Inseguire i propri sogni e riuscire a realizzarli. Ma ci vuole il coraggio di mettersi in gioco e lei l’ha trovato. Margherita Tercon ha 27 anni e viene da Rimini. Scrittrice, sceneggiatrice, attrice e autrice di programmi tv e web. Margherita possiede un grande talento, ma soprattutto una grande determinazione che le ha permesso di affermarsi, conquistare premi e riconoscimenti importati e approdare, addirittura, fino a Zelig come autrice. Chi è Margherita? Intanto possiamo dire che è una vera forza della natura. E per il resto? Ce lo racconta lei stessa.

3Zero2 TV Margherita Tercon

Una parola per descrivere Margherita Tercon? Se ne basta una naturalmente…
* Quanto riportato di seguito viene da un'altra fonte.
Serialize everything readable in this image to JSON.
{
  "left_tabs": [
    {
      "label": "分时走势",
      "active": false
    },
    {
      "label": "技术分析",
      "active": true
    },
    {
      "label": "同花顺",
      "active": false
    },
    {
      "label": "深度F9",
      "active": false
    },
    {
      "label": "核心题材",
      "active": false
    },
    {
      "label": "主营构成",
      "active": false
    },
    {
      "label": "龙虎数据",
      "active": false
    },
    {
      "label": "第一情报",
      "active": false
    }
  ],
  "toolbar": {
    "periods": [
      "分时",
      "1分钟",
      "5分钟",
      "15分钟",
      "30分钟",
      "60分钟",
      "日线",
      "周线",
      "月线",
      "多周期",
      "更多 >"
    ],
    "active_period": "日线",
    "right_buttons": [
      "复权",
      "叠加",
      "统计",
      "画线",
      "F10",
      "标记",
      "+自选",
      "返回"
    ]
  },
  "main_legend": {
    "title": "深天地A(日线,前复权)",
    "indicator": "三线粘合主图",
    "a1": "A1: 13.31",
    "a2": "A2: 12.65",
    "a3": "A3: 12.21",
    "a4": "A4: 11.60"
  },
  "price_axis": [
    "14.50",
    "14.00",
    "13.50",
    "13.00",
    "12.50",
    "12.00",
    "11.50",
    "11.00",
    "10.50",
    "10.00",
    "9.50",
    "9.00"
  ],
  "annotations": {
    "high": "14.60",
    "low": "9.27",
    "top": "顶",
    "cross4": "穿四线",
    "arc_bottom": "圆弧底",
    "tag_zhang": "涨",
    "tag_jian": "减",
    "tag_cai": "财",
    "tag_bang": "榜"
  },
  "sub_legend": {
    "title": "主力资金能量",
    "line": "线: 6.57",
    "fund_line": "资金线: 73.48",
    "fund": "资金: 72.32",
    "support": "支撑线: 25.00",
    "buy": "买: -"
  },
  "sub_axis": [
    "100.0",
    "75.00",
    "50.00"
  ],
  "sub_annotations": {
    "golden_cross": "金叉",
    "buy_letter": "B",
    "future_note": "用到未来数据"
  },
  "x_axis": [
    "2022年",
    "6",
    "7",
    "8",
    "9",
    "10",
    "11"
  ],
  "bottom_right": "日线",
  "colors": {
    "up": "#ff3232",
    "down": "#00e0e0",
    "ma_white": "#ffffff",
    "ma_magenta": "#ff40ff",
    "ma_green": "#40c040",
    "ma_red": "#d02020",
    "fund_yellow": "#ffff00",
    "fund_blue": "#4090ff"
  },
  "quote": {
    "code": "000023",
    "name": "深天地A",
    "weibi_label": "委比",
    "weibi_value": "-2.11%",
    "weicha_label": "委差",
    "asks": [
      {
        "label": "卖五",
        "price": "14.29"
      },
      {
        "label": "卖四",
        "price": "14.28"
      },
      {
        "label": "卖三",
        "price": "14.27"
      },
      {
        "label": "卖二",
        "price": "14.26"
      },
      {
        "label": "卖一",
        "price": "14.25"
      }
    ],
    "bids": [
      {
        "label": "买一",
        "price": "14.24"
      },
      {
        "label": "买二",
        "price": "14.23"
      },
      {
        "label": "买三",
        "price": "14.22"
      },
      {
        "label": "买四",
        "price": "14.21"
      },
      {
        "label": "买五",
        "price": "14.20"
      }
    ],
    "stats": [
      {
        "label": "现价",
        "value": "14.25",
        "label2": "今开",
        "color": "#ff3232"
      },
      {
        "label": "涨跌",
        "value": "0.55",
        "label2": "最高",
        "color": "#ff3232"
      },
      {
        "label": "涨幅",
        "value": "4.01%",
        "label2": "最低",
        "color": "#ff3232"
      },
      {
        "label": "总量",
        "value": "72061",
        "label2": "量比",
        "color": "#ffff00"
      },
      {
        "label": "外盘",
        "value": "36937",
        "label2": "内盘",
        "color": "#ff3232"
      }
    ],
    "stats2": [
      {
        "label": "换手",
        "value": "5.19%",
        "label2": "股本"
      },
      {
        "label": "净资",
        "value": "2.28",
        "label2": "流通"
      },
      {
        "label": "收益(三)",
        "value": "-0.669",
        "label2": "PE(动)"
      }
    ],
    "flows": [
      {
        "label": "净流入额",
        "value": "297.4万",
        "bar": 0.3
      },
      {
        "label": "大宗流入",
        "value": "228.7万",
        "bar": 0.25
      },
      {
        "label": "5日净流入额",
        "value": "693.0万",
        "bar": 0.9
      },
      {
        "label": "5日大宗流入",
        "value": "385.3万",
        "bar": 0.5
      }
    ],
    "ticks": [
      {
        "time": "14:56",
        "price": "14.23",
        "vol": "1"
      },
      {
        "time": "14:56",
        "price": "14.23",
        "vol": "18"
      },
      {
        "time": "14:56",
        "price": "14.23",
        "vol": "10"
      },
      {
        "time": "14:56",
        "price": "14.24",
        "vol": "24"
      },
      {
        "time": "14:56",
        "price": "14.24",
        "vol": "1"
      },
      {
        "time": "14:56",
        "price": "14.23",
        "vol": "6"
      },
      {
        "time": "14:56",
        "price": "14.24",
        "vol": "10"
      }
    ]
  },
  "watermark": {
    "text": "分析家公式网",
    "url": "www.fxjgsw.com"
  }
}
«Bella domanda. Diciamo che preferisco che siano gli altri a descrivere me. Usando un nome che mi venne attribuito anni fa direi: ‘Panzer’. Panzer perché sono determinata e vado sempre avanti. Quando voglio una cosa e penso sia quella giusta da fare, vado avanti senza paura e schiaccio ogni difficoltà».

Lei è sceneggiatrice, scrittrice e attrice. In quali di questi ruoli si ritrova di più?

«Mi ritrovo di più nel ruolo di scrittrice. Una scrittrice con una grande passione per la scrittura e buon senso dell’osservazione penso possa diventare una sceneggiatrice o autrice teatrale. E’ più che altro questione di adattarsi ai diversi tipi di comunicazione. Mi ritrovo anche nel ruolo di attrice, ma in testi non scritti da me: ho la tendenza a scrivere testi molto introspettivi, anche piuttosto seri. Nel recitare, invece, mi vengono meglio ruoli più leggeri o divertenti. Anche se questo non significa che un testo comico debba essere superficiale e non profondo, anzi, spesso scrivo testi seri con un linguaggio comico. Quindi, forse ancora più di recitare, amo presentare. Perché la presentazione richiede di mantenere sempre alta l’attenzione ed allo stesso tempo essere se stessi. In quel caso mi scrivo la presentazione che farò costruita alla perfezione sulla mia personalità».

Secondo lei, l’artista moderno deve applicarsi a più campi, come sta facendo lei, oppure basta che eccella in uno solo? Si ritiene un’artista o meglio la ritengono tale?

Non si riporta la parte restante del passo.